В такт сопя на бегу,

На виду у конвоя

Да по пояс в снегу.

Положен строй в порядке образцовом,

И взвыла «Дружба» — старая пила,

И осенили знаменьем свинцовым

С очухавшихся вышек три ствола.

Все лежали плашмя,

В снег уткнули носы,

А за нами двумя —

Бесноватые псы.

Девять граммов горячие,

Как вам тесно в стволах!

Мы на мушках корячились.

Словно как на колах.

Нам — добежать до берега, до цели,

Но свыше — с вышек — все предрешено.

Там у стрелков мы дергались в прицеле

Умора просто, до чего смешно.

Вот бы мне посмотреть,

С кем отправился в путь,

С кем рискнул помереть,

С кем затеял рискнуть...

Где-то виделись будто.

Чуть очухался я,

Прохрипел: «Как зовут-то

И какая статья?»

Но поздно, зачеркнули его пули

Крестом — затылок, пояс, два плеча.

А я бежал и думал: «Добегу ли?» —

И даже не заметил сгоряча.

Я к нему, чудаку, —

Почему, мол, отстал?

Ну, а он — на боку

И мозги распластал.

Пробрало — телогрейка

Аж просохла на мне.

Лихо бьет трехлинейка.

Прямо как на войне.

Как за грудки, держался я за камни,

Когда собаки близко — не беги.

Псы покропили землю языками

И разбрелись, слизав его мозги.

Приподнялся и я,

Белый свет стервеня,

И гляжу — кумовья

Поджидают меня.

Пнули труп: «Сдох, скотина,

Нету проку с него.

За поимку — полтина,

А за смерть — ничего».

И мы прошли гуськом перед бригадой,

Потом — за вахту, отряхнувши снег.

Они — обратно в зону, за наградой,

А я — за новым сроком за побег.

Я сначала грубил,

А потом перестал.

Целый взвод меня бил —

Аж два раза устал.

Зря пугают тем светом —

Тут — с дубьем, там с кнутом.

Врежут там — я на этом.

Врежут здесь — я на том

А в промежутках — тишина и снеги,

Токуют глухари, да бродит лось

И снова вижу я себя в побеге,

Да только вижу, будто удалось.

Надо б нам вдоль реки, —

Он был тоже не слаб.

Чтоб людям не с руки,

А собакам — не с лап.

Вот и сказке конец,

Зверь бежал на ловца

Снес, как срезал,

Беглецу пол-лица.

Я гордость под исподнее упрятал,

Видал, как пятки лижут гордецы.

Пошел лизать я раны в лизолятор —

Не зализал, и вот они, рубцы.

Все взято в трубы, перекрыты краны,

Ночами только воют и скулят.

Но надо, надо сыпать соль на раны.

Чтоб лучше помнить. Пусть они болят.

Мы в Париже, это семьдесят восьмой год. Я смотрю по телевизору передачу об охоте на волков с вертолета. В фильме, снятом в Сибири, показано, как уничтожают стаю волков.

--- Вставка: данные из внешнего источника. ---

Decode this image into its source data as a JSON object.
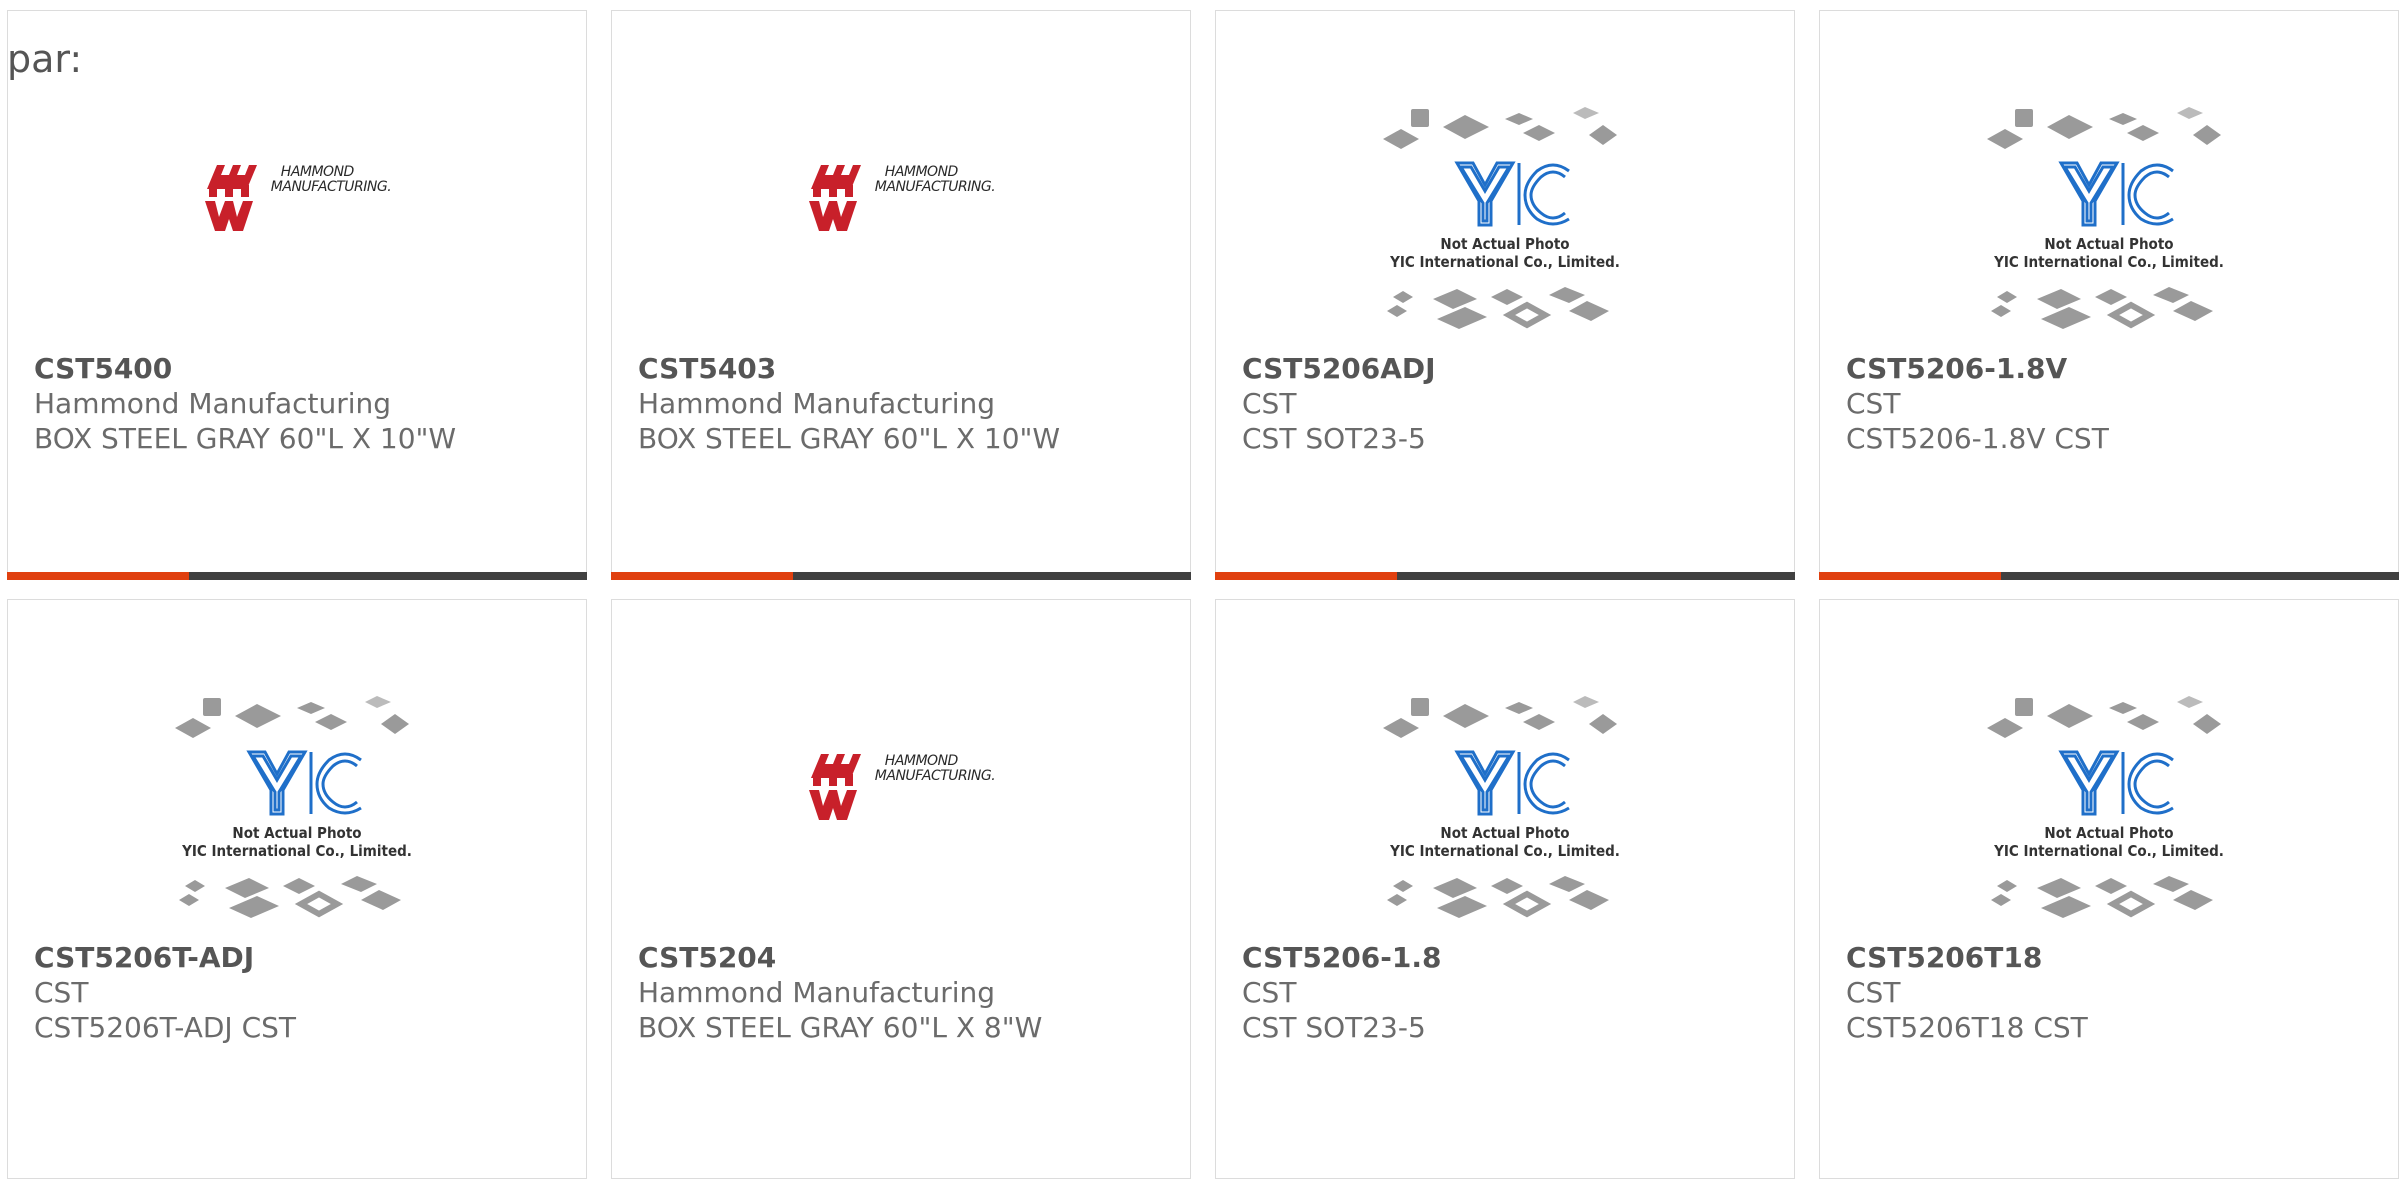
{
  "heading": "par:",
  "colors": {
    "accent_bar": "#e0400f",
    "bar_track": "#404040",
    "card_border": "#dcdcdc",
    "yic_blue": "#1f6fc9",
    "hammond_red": "#c8202a"
  },
  "products": [
    {
      "part_number": "CST5400",
      "manufacturer": "Hammond Manufacturing",
      "description": "BOX STEEL GRAY 60\"L X 10\"W",
      "image": "hammond-logo"
    },
    {
      "part_number": "CST5403",
      "manufacturer": "Hammond Manufacturing",
      "description": "BOX STEEL GRAY 60\"L X 10\"W",
      "image": "hammond-logo"
    },
    {
      "part_number": "CST5206ADJ",
      "manufacturer": "CST",
      "description": "CST SOT23-5",
      "image": "yic-placeholder"
    },
    {
      "part_number": "CST5206-1.8V",
      "manufacturer": "CST",
      "description": "CST5206-1.8V CST",
      "image": "yic-placeholder"
    },
    {
      "part_number": "CST5206T-ADJ",
      "manufacturer": "CST",
      "description": "CST5206T-ADJ CST",
      "image": "yic-placeholder"
    },
    {
      "part_number": "CST5204",
      "manufacturer": "Hammond Manufacturing",
      "description": "BOX STEEL GRAY 60\"L X 8\"W",
      "image": "hammond-logo"
    },
    {
      "part_number": "CST5206-1.8",
      "manufacturer": "CST",
      "description": "CST SOT23-5",
      "image": "yic-placeholder"
    },
    {
      "part_number": "CST5206T18",
      "manufacturer": "CST",
      "description": "CST5206T18 CST",
      "image": "yic-placeholder"
    }
  ],
  "hammond_logo": {
    "line1": "HAMMOND",
    "line2": "MANUFACTURING."
  },
  "yic_placeholder": {
    "line1": "Not Actual Photo",
    "line2": "YIC International Co., Limited."
  }
}
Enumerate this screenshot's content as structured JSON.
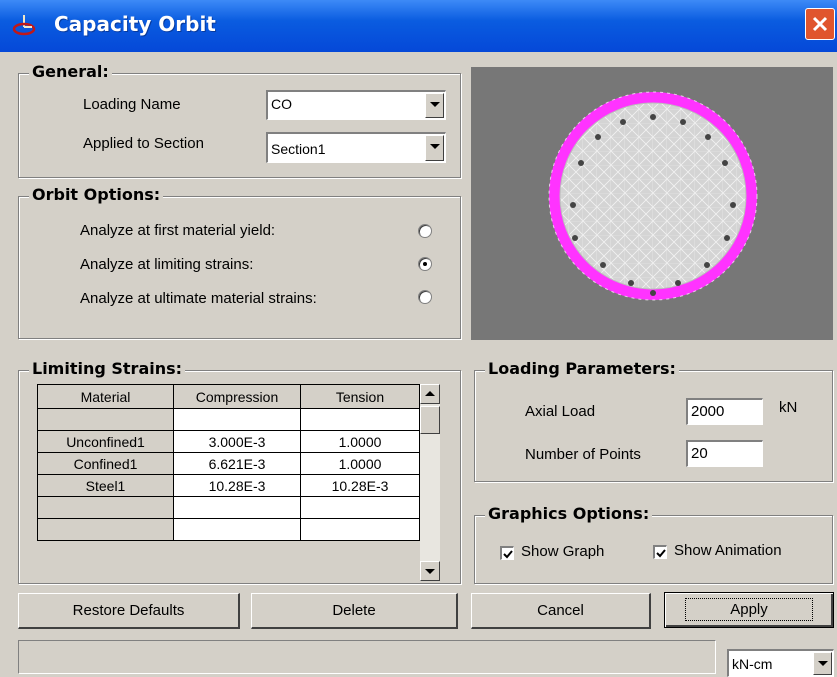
{
  "window": {
    "title": "Capacity Orbit"
  },
  "general": {
    "legend": "General:",
    "loading_name_label": "Loading Name",
    "loading_name_value": "CO",
    "applied_to_label": "Applied to Section",
    "applied_to_value": "Section1"
  },
  "orbit_options": {
    "legend": "Orbit Options:",
    "options": [
      {
        "label": "Analyze at first material yield:",
        "selected": false
      },
      {
        "label": "Analyze at limiting strains:",
        "selected": true
      },
      {
        "label": "Analyze at ultimate material strains:",
        "selected": false
      }
    ]
  },
  "preview": {
    "background": "#777777",
    "confined_color": "#d4d4d4",
    "cover_color": "#ff33ff"
  },
  "limiting_strains": {
    "legend": "Limiting Strains:",
    "headers": [
      "Material",
      "Compression",
      "Tension"
    ],
    "rows": [
      [
        "",
        "",
        ""
      ],
      [
        "Unconfined1",
        "3.000E-3",
        "1.0000"
      ],
      [
        "Confined1",
        "6.621E-3",
        "1.0000"
      ],
      [
        "Steel1",
        "10.28E-3",
        "10.28E-3"
      ],
      [
        "",
        "",
        ""
      ],
      [
        "",
        "",
        ""
      ]
    ]
  },
  "loading_parameters": {
    "legend": "Loading Parameters:",
    "axial_load_label": "Axial Load",
    "axial_load_value": "2000",
    "axial_load_unit": "kN",
    "points_label": "Number of Points",
    "points_value": "20"
  },
  "graphics_options": {
    "legend": "Graphics Options:",
    "show_graph_label": "Show Graph",
    "show_graph_checked": true,
    "show_animation_label": "Show Animation",
    "show_animation_checked": true
  },
  "buttons": {
    "restore": "Restore Defaults",
    "delete": "Delete",
    "cancel": "Cancel",
    "apply": "Apply"
  },
  "status": {
    "units": "kN-cm"
  }
}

Обезумевшие животные стараются зарыться в снег, поднимают искаженные отчаянием морды к ревущим машинам, откуда дождем льется смерть. Вскоре снег покрывается длинными кровавыми дорожками. Почти никто не уцелел в этой бойне.

По телефону я пересказываю тебе фильм. Ночью ты пишешь песню «Охота с вертолета» — продолжение и в каком-то смысле заключение «Охоты на волков».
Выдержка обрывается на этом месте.